There is no author summary for this article yet. Authors can add summaries to their articles on ScienceOpen to make them more accessible to a non-specialist audience.
Abstract
During endocytosis, the cell membrane deforms to surround extracellular material and
draw it into the cell. Experiments on clathrin-mediated endocytosis in yeast all agree
that (i) actin polymerizes into a network of filaments exerting active forces on the
membrane to deform it and (ii) the large scale membrane deformation is tubular in
shape. Three competing ideas remain as to precisely how the actin filament network
organizes itself to drive the deformation. To begin to address this issue, we use
variational approaches and numerical simulations to analyze a meso-scale model of
clathrin-mediated endocytosis in yeast. The meso-scale model breaks up the invagination
process into three stages: (i) the initiation stage, where clathrin interacts with
the membrane, (ii) the elongation stage, where the membrane is then pulled and/or
squeezed via polymerizing actin filaments, followed by a (iii) final pinch-off stage.

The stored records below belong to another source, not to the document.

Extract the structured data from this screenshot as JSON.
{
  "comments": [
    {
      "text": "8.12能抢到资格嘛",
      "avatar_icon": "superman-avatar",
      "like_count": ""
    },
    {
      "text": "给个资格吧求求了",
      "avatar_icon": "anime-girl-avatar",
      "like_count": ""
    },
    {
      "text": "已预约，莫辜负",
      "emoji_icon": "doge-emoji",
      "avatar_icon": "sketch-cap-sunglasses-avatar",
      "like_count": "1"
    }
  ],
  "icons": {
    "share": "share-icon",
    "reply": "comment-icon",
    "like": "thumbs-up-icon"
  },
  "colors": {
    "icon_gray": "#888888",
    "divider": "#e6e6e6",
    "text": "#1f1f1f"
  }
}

Our results suggest that the pinch-off mechanism is assisted by a pearling-like instability.
In addition, we potentially rule out two of the three competing models for the organization
of the actin filament network during the elongation stage. These two models could
possibly be important in the pinch-off stage, however, where actin polymerization
helps break off the vesicle. Implications and comparisons with earlier modeling of
clathrin-mediated endocytosis in yeast is discussed.